India was slow in creating mechanisms for funding science, and the available funding was also not enough to make a big impact. Policies in India were not framed with the aim of developing global leadership. However, where India failed most is in creating globally competitive industries, the success of software companies notwithstanding.

WORLDS APART

Technology companies in India have grown too slowly, in pockets and in fits and starts, with manufacturing seriously lagging behind. India is yet to create a global leader in any area of technology, especially innovative ones that have grown with domestic research and development. For a long time after independence, academia and industry remained apart, with each blaming the other for their lack of interaction.

Our Cover Story relates to an area where we have seen the first stirrings of change. At the end of the 1990s, India had roughly 20 million landline connections. This meant that, at best, 2% of the population had access to a phone at home. This situation has changed dramatically in two decades. India had 1.2 billion mobile subscribers in 2021, of whom 750 million had smartphones. By 2026, India will have a billion smartphone users, according to management consulting company Deloitte. Such a large market gives India leverage, and the country used it to good effect to have its way in 5G standards.

Research is active in India on 6G and satellite communications, but only in select areas. It needs to be ramped up for India to be a key player.

Our Cover Story, by T.V. Jayan, is in three parts. The first part is about the changes expected in wireless technology over the next decade and their possible impacts. These impacts have been predicted for a while, but we can now see them unfolding slowly in front of our eyes. As the story makes clear, research is active in India on futuristic areas like 6G and satellite communications. Through conspicuous absence, we also learn that this research is only in some select areas, and needs to be ramped up for India to be an important player in future wireless technology.

The second part of the story is on how Indian institutions built a 5G testbed that is close to commercialisation. This story has been told in the media before, but we thought it was a good moment to revisit it. Our interview for the Cover Story this time is with Arogyaswami Paulraj, Emeritus Professor at Stanford University. Although he lives in the U.S., Paulraj is not an outsider as far as the Indian telecom sector is concerned, as he was closely involved in many development efforts in the country.

We have a few other stories that are quite diverse, ranging from hunting for planets outside the solar system to fossils from India. In an interview on Astronomy is one of the last frontiers for physics, Prof Didier Queloz of Cambridge University talks about the excitement of finding planets outside the solar system, and his own role in it. Queloz was part of the discovery of the first extrasolar planet in 2002, and won a Nobel Prize in 2019 along with his supervisor Michel Mayor.

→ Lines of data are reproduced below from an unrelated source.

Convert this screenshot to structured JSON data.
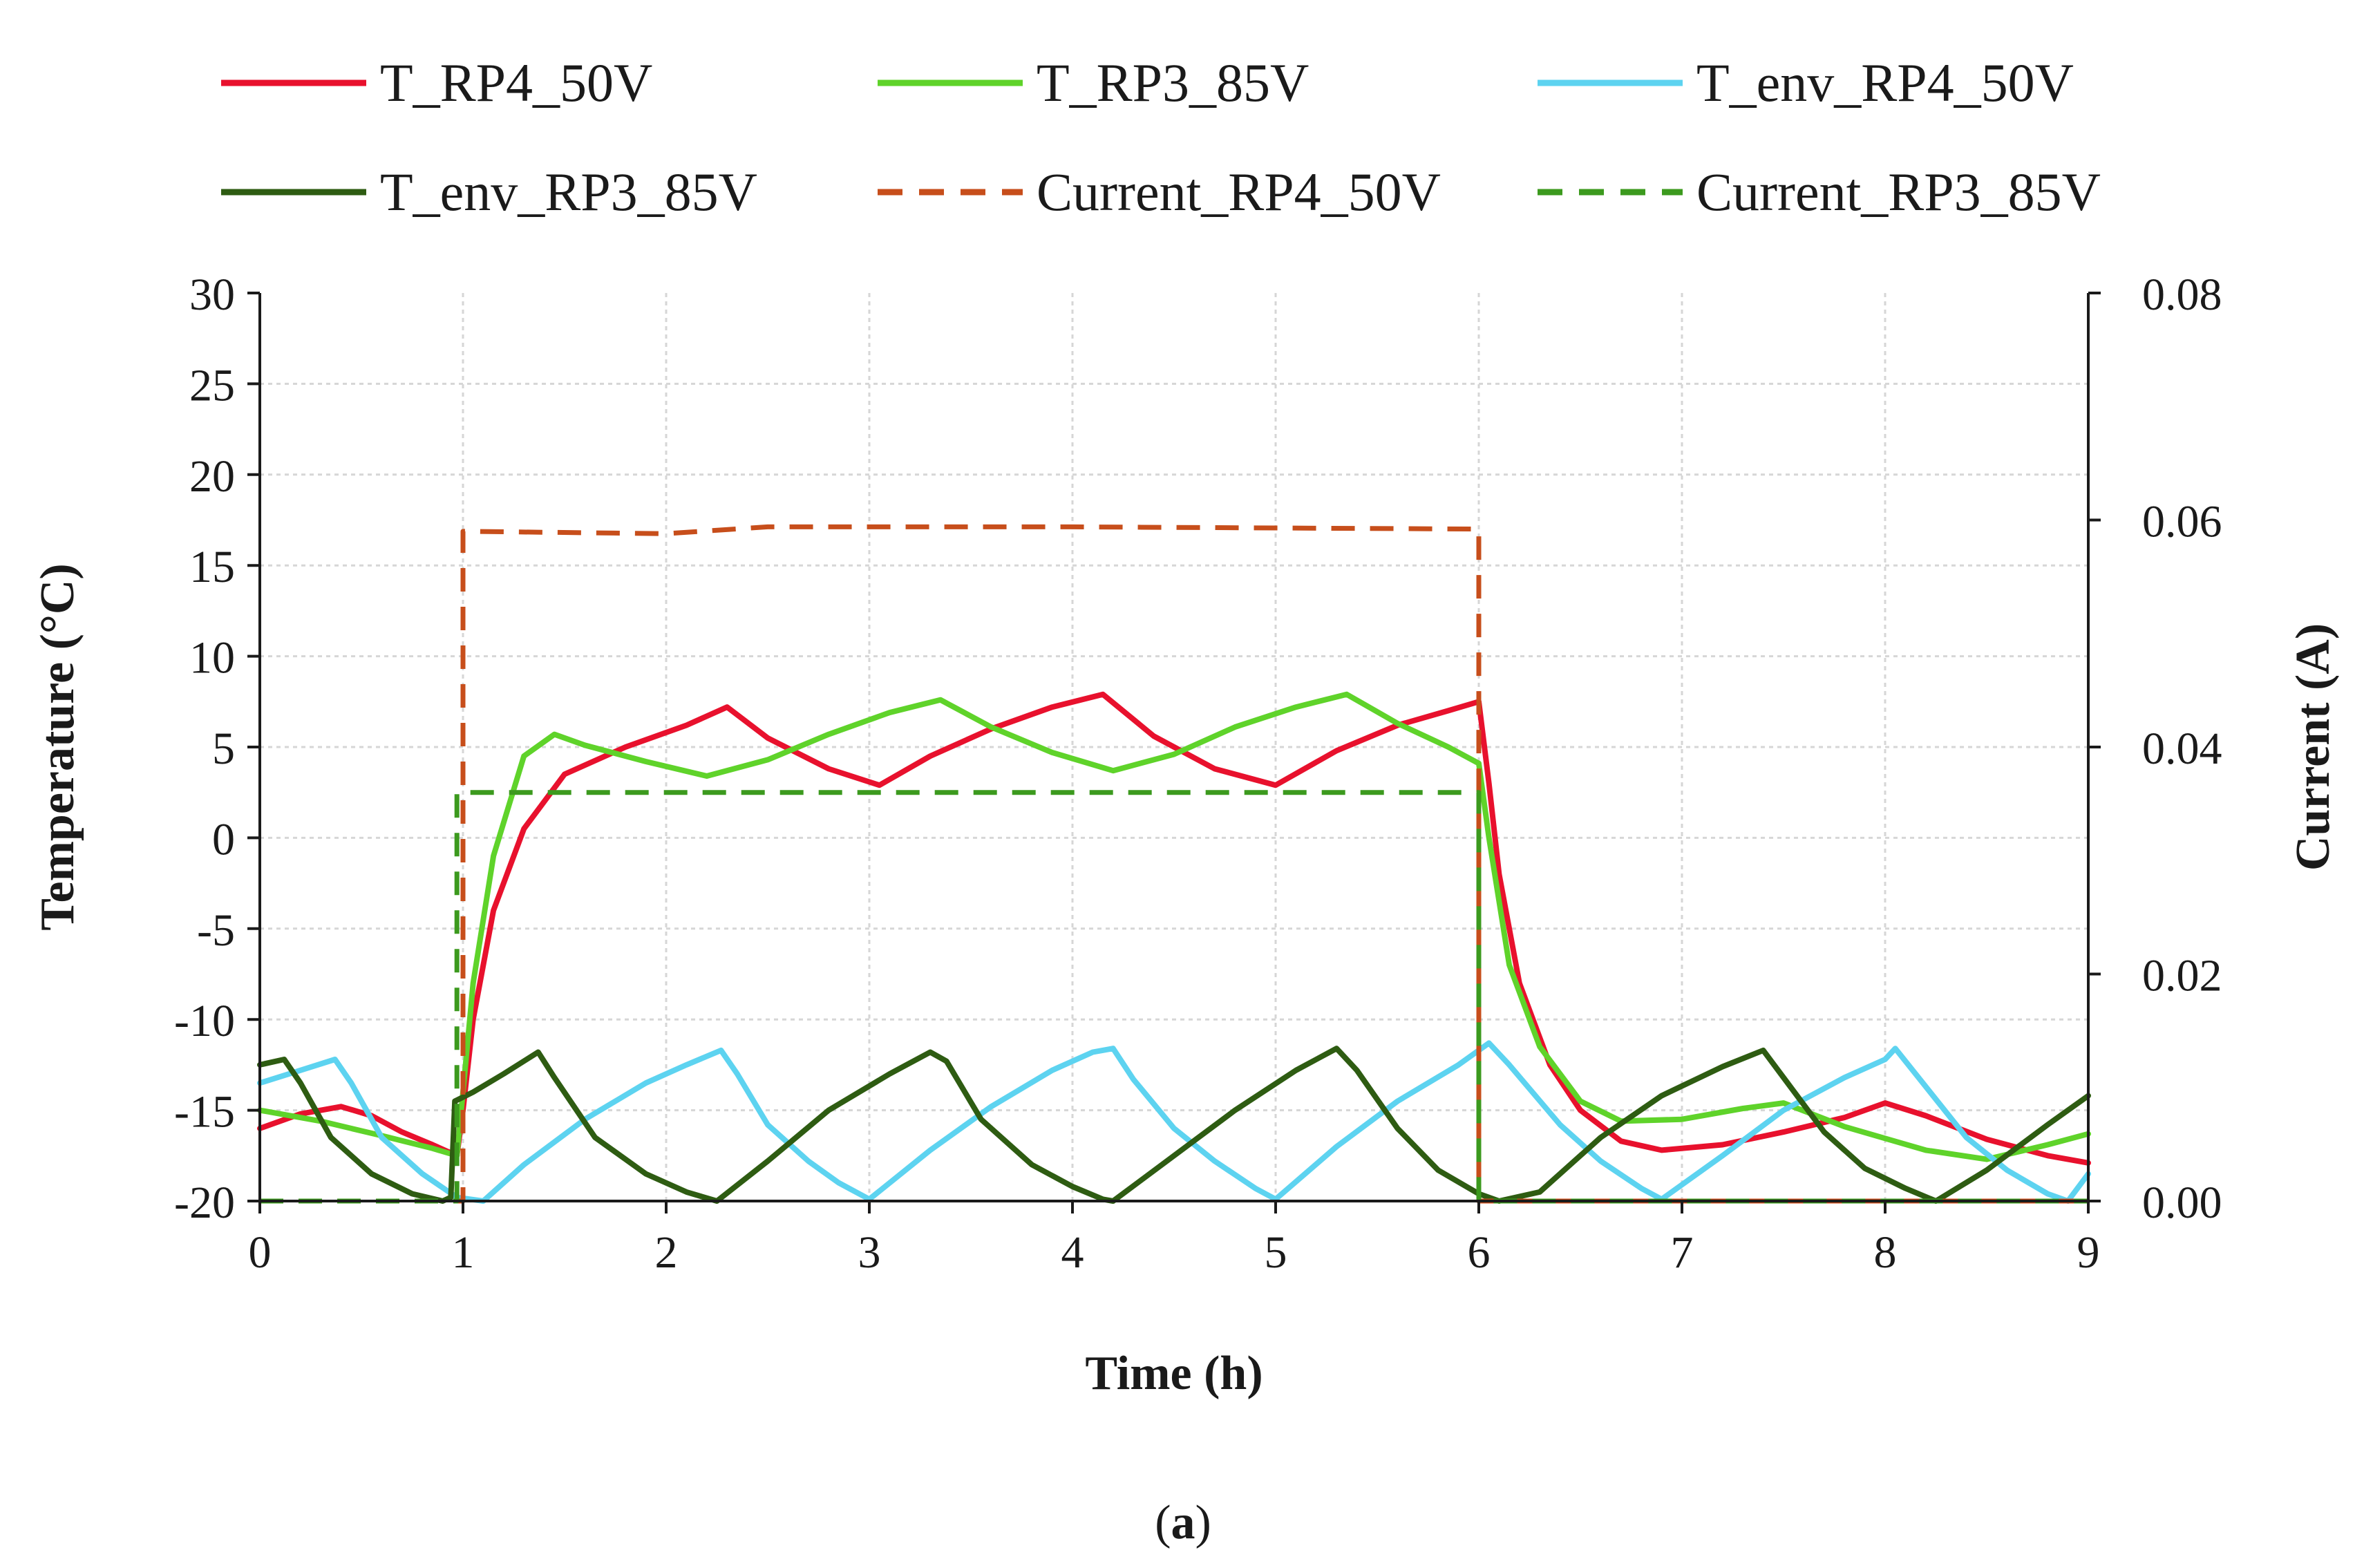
{
  "chart_data": {
    "type": "line",
    "title": "",
    "xlabel": "Time (h)",
    "ylabel": "Temperature (°C)",
    "y2label": "Current (A)",
    "xlim": [
      0,
      9
    ],
    "ylim": [
      -20,
      30
    ],
    "y2lim": [
      0,
      0.08
    ],
    "x_ticks": [
      "0",
      "1",
      "2",
      "3",
      "4",
      "5",
      "6",
      "7",
      "8",
      "9"
    ],
    "y_ticks": [
      "-20",
      "-15",
      "-10",
      "-5",
      "0",
      "5",
      "10",
      "15",
      "20",
      "25",
      "30"
    ],
    "y2_ticks": [
      "0.00",
      "0.02",
      "0.04",
      "0.06",
      "0.08"
    ],
    "grid": true,
    "legend_position": "top",
    "caption_letter": "a",
    "series": [
      {
        "name": "T_RP4_50V",
        "axis": "left",
        "color": "#e8112d",
        "dash": "solid",
        "points": [
          [
            0,
            -16
          ],
          [
            0.2,
            -15.2
          ],
          [
            0.4,
            -14.8
          ],
          [
            0.55,
            -15.3
          ],
          [
            0.7,
            -16.2
          ],
          [
            0.85,
            -16.9
          ],
          [
            0.97,
            -17.5
          ],
          [
            1.0,
            -15
          ],
          [
            1.05,
            -10
          ],
          [
            1.15,
            -4
          ],
          [
            1.3,
            0.5
          ],
          [
            1.5,
            3.5
          ],
          [
            1.8,
            5
          ],
          [
            2.1,
            6.2
          ],
          [
            2.3,
            7.2
          ],
          [
            2.5,
            5.5
          ],
          [
            2.8,
            3.8
          ],
          [
            3.05,
            2.9
          ],
          [
            3.3,
            4.5
          ],
          [
            3.6,
            6
          ],
          [
            3.9,
            7.2
          ],
          [
            4.15,
            7.9
          ],
          [
            4.4,
            5.6
          ],
          [
            4.7,
            3.8
          ],
          [
            5.0,
            2.9
          ],
          [
            5.3,
            4.8
          ],
          [
            5.6,
            6.2
          ],
          [
            5.85,
            7
          ],
          [
            6.0,
            7.5
          ],
          [
            6.05,
            3
          ],
          [
            6.1,
            -2
          ],
          [
            6.2,
            -8
          ],
          [
            6.35,
            -12.5
          ],
          [
            6.5,
            -15
          ],
          [
            6.7,
            -16.7
          ],
          [
            6.9,
            -17.2
          ],
          [
            7.2,
            -16.9
          ],
          [
            7.5,
            -16.2
          ],
          [
            7.8,
            -15.4
          ],
          [
            8.0,
            -14.6
          ],
          [
            8.2,
            -15.3
          ],
          [
            8.5,
            -16.6
          ],
          [
            8.8,
            -17.5
          ],
          [
            9.0,
            -17.9
          ]
        ]
      },
      {
        "name": "T_RP3_85V",
        "axis": "left",
        "color": "#5fd32a",
        "dash": "solid",
        "points": [
          [
            0,
            -15
          ],
          [
            0.3,
            -15.6
          ],
          [
            0.6,
            -16.4
          ],
          [
            0.85,
            -17.1
          ],
          [
            0.97,
            -17.5
          ],
          [
            1.0,
            -14
          ],
          [
            1.05,
            -8
          ],
          [
            1.15,
            -1
          ],
          [
            1.3,
            4.5
          ],
          [
            1.45,
            5.7
          ],
          [
            1.6,
            5.1
          ],
          [
            1.9,
            4.2
          ],
          [
            2.2,
            3.4
          ],
          [
            2.5,
            4.3
          ],
          [
            2.8,
            5.7
          ],
          [
            3.1,
            6.9
          ],
          [
            3.35,
            7.6
          ],
          [
            3.6,
            6.1
          ],
          [
            3.9,
            4.7
          ],
          [
            4.2,
            3.7
          ],
          [
            4.5,
            4.6
          ],
          [
            4.8,
            6.1
          ],
          [
            5.1,
            7.2
          ],
          [
            5.35,
            7.9
          ],
          [
            5.6,
            6.3
          ],
          [
            5.85,
            5
          ],
          [
            6.0,
            4.1
          ],
          [
            6.05,
            0
          ],
          [
            6.15,
            -7
          ],
          [
            6.3,
            -11.5
          ],
          [
            6.5,
            -14.5
          ],
          [
            6.7,
            -15.6
          ],
          [
            7.0,
            -15.5
          ],
          [
            7.3,
            -14.9
          ],
          [
            7.5,
            -14.6
          ],
          [
            7.8,
            -15.9
          ],
          [
            8.2,
            -17.2
          ],
          [
            8.5,
            -17.7
          ],
          [
            8.8,
            -16.9
          ],
          [
            9.0,
            -16.3
          ]
        ]
      },
      {
        "name": "T_env_RP4_50V",
        "axis": "left",
        "color": "#5dd3f0",
        "dash": "solid",
        "points": [
          [
            0,
            -13.5
          ],
          [
            0.2,
            -12.8
          ],
          [
            0.37,
            -12.2
          ],
          [
            0.45,
            -13.5
          ],
          [
            0.6,
            -16.5
          ],
          [
            0.8,
            -18.5
          ],
          [
            0.97,
            -19.8
          ],
          [
            1.1,
            -20
          ],
          [
            1.3,
            -18
          ],
          [
            1.6,
            -15.5
          ],
          [
            1.9,
            -13.5
          ],
          [
            2.1,
            -12.5
          ],
          [
            2.27,
            -11.7
          ],
          [
            2.35,
            -13
          ],
          [
            2.5,
            -15.8
          ],
          [
            2.7,
            -17.8
          ],
          [
            2.85,
            -19
          ],
          [
            3.0,
            -19.9
          ],
          [
            3.3,
            -17.2
          ],
          [
            3.6,
            -14.8
          ],
          [
            3.9,
            -12.8
          ],
          [
            4.1,
            -11.8
          ],
          [
            4.2,
            -11.6
          ],
          [
            4.3,
            -13.3
          ],
          [
            4.5,
            -16
          ],
          [
            4.7,
            -17.8
          ],
          [
            4.9,
            -19.3
          ],
          [
            5.0,
            -19.9
          ],
          [
            5.3,
            -17
          ],
          [
            5.6,
            -14.5
          ],
          [
            5.9,
            -12.5
          ],
          [
            6.05,
            -11.3
          ],
          [
            6.15,
            -12.5
          ],
          [
            6.4,
            -15.8
          ],
          [
            6.6,
            -17.8
          ],
          [
            6.8,
            -19.3
          ],
          [
            6.9,
            -19.9
          ],
          [
            7.2,
            -17.5
          ],
          [
            7.5,
            -15
          ],
          [
            7.8,
            -13.2
          ],
          [
            8.0,
            -12.2
          ],
          [
            8.05,
            -11.6
          ],
          [
            8.15,
            -13
          ],
          [
            8.4,
            -16.5
          ],
          [
            8.6,
            -18.3
          ],
          [
            8.8,
            -19.6
          ],
          [
            8.9,
            -20
          ],
          [
            9.0,
            -18.5
          ]
        ]
      },
      {
        "name": "T_env_RP3_85V",
        "axis": "left",
        "color": "#2e5c12",
        "dash": "solid",
        "points": [
          [
            0,
            -12.5
          ],
          [
            0.12,
            -12.2
          ],
          [
            0.2,
            -13.5
          ],
          [
            0.35,
            -16.5
          ],
          [
            0.55,
            -18.5
          ],
          [
            0.75,
            -19.6
          ],
          [
            0.9,
            -20
          ],
          [
            0.94,
            -19.8
          ],
          [
            0.96,
            -14.5
          ],
          [
            1.05,
            -14
          ],
          [
            1.2,
            -13
          ],
          [
            1.37,
            -11.8
          ],
          [
            1.45,
            -13.2
          ],
          [
            1.65,
            -16.5
          ],
          [
            1.9,
            -18.5
          ],
          [
            2.1,
            -19.5
          ],
          [
            2.25,
            -20
          ],
          [
            2.5,
            -17.8
          ],
          [
            2.8,
            -15
          ],
          [
            3.1,
            -13
          ],
          [
            3.3,
            -11.8
          ],
          [
            3.38,
            -12.3
          ],
          [
            3.55,
            -15.5
          ],
          [
            3.8,
            -18
          ],
          [
            4.0,
            -19.2
          ],
          [
            4.15,
            -19.9
          ],
          [
            4.2,
            -20
          ],
          [
            4.5,
            -17.5
          ],
          [
            4.8,
            -15
          ],
          [
            5.1,
            -12.8
          ],
          [
            5.3,
            -11.6
          ],
          [
            5.4,
            -12.8
          ],
          [
            5.6,
            -16
          ],
          [
            5.8,
            -18.3
          ],
          [
            6.0,
            -19.6
          ],
          [
            6.1,
            -20
          ],
          [
            6.3,
            -19.5
          ],
          [
            6.6,
            -16.5
          ],
          [
            6.9,
            -14.2
          ],
          [
            7.2,
            -12.6
          ],
          [
            7.4,
            -11.7
          ],
          [
            7.5,
            -13.2
          ],
          [
            7.7,
            -16.2
          ],
          [
            7.9,
            -18.2
          ],
          [
            8.1,
            -19.3
          ],
          [
            8.25,
            -20
          ],
          [
            8.5,
            -18.3
          ],
          [
            8.8,
            -15.8
          ],
          [
            9.0,
            -14.2
          ]
        ]
      },
      {
        "name": "Current_RP4_50V",
        "axis": "right",
        "color": "#c74e1b",
        "dash": "dashed",
        "points": [
          [
            0,
            0
          ],
          [
            1.0,
            0
          ],
          [
            1.0,
            0.059
          ],
          [
            2.0,
            0.0588
          ],
          [
            2.5,
            0.0594
          ],
          [
            4.0,
            0.0594
          ],
          [
            6.0,
            0.0592
          ],
          [
            6.0,
            0
          ],
          [
            9.0,
            0
          ]
        ]
      },
      {
        "name": "Current_RP3_85V",
        "axis": "right",
        "color": "#3c9a1e",
        "dash": "dashed",
        "points": [
          [
            0,
            0
          ],
          [
            0.97,
            0
          ],
          [
            0.97,
            0.036
          ],
          [
            6.0,
            0.036
          ],
          [
            6.0,
            0
          ],
          [
            9.0,
            0
          ]
        ]
      }
    ]
  }
}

On How fossils are retelling our past, Manupriya writes about the exciting discoveries being made by palaeontologists in India, and how they throw light not just on the species and the Indian subcontinent but on evolution in general. They reveal details about ancient climate on the subcontinent, how species diverged as the continents moved, and how the reproductive biology of dinosaurs was close to that of birds.

Also, do read the two long book reviews. They are on books by Siddhartha Mukherjee and Manil Suri – the first on the history of the cell, and the second on our fear of numbers.